22 Correction of prominent ear
Desire to correct prominent ears to achieve symmetric and normal ear aesthetics.
Congenital ear deformities are present in up to 29% of infants, and only one-third of these self-correct. There is a window of opportunity to correct the remaining deformities with ear-molding therapy in the newborn period. The distinction needs to be made between ear deformation, which is amenable to molding, and ear malformation (i.e., microtia), where tissue is deficient and surgical reconstruction is necessary. Ear molding has been shown to be highly successful if initiated within the first week of life. The premise is that circulating maternal estrogen levels are high at birth and the cartilage is most malleable. 1 After 3 weeks of age, molding therapy is successful in fewer than 50% of cases. 2 Table 22.1 indicates equipment needed for the procedure.
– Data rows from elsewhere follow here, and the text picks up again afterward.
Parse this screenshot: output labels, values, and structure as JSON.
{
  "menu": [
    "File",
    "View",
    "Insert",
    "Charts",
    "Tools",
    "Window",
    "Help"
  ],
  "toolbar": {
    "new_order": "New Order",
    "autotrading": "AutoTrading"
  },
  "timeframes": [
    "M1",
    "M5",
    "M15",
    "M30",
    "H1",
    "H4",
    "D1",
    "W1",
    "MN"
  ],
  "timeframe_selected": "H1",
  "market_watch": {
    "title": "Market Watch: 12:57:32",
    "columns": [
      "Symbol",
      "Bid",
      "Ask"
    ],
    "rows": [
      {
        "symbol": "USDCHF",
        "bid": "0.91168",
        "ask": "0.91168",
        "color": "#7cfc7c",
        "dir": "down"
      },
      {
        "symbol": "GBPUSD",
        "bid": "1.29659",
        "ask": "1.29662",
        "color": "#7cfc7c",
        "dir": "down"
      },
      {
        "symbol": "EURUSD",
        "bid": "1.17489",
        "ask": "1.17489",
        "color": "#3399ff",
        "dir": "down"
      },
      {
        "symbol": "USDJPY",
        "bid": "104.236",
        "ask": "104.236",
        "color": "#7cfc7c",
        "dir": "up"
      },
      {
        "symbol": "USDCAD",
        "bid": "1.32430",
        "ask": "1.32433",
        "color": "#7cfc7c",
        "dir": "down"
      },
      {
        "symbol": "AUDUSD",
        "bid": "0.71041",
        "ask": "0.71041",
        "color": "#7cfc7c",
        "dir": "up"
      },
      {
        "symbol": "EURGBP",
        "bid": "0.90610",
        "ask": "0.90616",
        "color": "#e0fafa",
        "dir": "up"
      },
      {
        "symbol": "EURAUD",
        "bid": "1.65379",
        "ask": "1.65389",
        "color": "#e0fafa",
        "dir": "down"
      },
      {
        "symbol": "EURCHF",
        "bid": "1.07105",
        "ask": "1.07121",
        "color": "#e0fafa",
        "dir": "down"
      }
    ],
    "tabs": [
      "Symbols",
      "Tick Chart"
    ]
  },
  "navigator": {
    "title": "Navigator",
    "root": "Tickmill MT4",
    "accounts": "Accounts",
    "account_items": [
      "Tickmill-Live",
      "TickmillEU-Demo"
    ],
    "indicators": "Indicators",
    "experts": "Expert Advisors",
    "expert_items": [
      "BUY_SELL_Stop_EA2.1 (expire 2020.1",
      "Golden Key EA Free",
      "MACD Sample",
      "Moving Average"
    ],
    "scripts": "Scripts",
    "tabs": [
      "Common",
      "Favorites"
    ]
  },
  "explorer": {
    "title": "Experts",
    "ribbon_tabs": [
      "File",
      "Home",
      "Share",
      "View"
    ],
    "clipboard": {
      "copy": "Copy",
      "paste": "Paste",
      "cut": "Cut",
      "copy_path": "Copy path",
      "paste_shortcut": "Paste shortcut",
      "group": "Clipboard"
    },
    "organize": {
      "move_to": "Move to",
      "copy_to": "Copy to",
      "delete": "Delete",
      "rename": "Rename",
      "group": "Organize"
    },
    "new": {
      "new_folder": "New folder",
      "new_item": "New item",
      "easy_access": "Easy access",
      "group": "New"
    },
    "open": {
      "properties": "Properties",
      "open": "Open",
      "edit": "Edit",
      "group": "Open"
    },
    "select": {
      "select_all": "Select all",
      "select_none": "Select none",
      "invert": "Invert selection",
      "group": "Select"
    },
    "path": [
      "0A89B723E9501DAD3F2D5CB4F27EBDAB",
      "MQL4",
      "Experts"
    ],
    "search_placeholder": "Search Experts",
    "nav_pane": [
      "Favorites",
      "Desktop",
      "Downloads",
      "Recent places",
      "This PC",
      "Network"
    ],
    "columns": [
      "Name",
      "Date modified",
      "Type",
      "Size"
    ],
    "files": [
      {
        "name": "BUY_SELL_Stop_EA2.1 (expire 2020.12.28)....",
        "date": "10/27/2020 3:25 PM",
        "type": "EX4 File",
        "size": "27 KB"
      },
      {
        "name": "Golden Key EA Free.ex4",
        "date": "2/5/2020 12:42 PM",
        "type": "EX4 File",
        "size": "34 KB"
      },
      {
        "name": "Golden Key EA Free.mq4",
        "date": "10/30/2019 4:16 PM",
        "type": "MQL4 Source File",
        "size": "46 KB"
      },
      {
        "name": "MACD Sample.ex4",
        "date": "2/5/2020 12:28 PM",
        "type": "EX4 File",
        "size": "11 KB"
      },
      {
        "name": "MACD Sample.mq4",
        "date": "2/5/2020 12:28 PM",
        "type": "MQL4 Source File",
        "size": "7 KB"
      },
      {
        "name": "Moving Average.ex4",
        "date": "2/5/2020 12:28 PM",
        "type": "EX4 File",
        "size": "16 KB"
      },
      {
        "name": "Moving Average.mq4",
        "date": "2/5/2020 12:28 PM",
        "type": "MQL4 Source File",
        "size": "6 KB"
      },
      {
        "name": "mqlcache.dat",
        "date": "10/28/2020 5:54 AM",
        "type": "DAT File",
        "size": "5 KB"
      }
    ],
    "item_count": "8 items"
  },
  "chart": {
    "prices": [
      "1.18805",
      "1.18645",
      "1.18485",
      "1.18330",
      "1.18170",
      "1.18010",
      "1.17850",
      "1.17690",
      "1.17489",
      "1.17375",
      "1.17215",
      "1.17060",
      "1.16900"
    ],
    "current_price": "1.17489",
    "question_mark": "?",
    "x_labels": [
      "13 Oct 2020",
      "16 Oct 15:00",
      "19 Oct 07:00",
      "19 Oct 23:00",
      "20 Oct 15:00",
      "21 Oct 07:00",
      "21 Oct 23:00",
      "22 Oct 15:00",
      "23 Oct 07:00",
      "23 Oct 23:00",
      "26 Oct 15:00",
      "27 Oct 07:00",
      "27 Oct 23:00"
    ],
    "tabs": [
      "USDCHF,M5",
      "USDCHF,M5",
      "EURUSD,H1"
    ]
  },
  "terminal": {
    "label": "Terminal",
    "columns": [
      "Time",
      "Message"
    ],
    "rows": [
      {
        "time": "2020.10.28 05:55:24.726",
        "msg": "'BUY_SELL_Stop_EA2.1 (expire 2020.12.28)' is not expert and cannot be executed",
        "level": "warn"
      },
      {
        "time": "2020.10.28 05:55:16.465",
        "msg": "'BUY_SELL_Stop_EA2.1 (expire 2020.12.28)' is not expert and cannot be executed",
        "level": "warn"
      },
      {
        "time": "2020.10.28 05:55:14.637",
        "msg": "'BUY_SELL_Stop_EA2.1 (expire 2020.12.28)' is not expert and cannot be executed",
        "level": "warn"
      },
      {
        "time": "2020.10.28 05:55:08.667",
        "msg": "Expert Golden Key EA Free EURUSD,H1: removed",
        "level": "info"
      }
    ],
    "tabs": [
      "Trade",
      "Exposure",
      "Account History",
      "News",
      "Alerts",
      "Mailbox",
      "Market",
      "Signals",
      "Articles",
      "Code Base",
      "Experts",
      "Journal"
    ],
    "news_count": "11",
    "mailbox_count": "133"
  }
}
Clear adhesive drapes (2) 15 in L ×15 in with circular aperture
Clear adhesive drape 10 in × 10 in
Bonnie’s blue (or methylene blue) in 1-mL syringe with 27-gauge, 1½-in needle
large sterile cotton pad
Kerlix roll gauze
The most common ear deformity is the prominent/cup ear deformity (45%). This may be unilateral or bilateral. Although physiologic effects are minimal, there may be significant psychological distress and emotional trauma associated with the condition. When the older child presents for correction, surgical repair is considered (Figure 22.1a–d).
The goals of surgical otoplasty are as follows 3 :
Correction of all upper third ear protrusion.
The helix of both ears should be visible beyond the antihelix from the anteroposterior (AP) view.
The helix and antihelix should have a smooth contour throughout the entire curve.
The helix-to-mastoid distance should fall within the normal range: 10- to 12-mm upper third, 16-mm middle third, 20- to 22-mm lower third.
The conchoscaphal angle should be 90°.
There should be symmetry within 3 mm between the two ears.
The ear attains nearly 85% of its adult size by age 3 years. Maximum width is reached by approximately age 6 in girls and 7 in boys. 4 Thus, 5–7 years is the optimal timing for surgical correction. As the person matures, the ear cartilage becomes more calcified and stiffer, requiring adaptation of techniques (cartilage breaking rather than molding).
PREOPERATIVE EVALUATION AND DOCUMENTATION
Determine the extent of antihelical folding and conchoscaphal angle.
Note the depth of the conchal bowl.
Evaluate the lobule for prominence and deformity, if present.
Determine the distance between the helical rim and the mastoid plane at the superior, middle, and lower thirds.
Note the flexibility and spring of the auricular cartilage.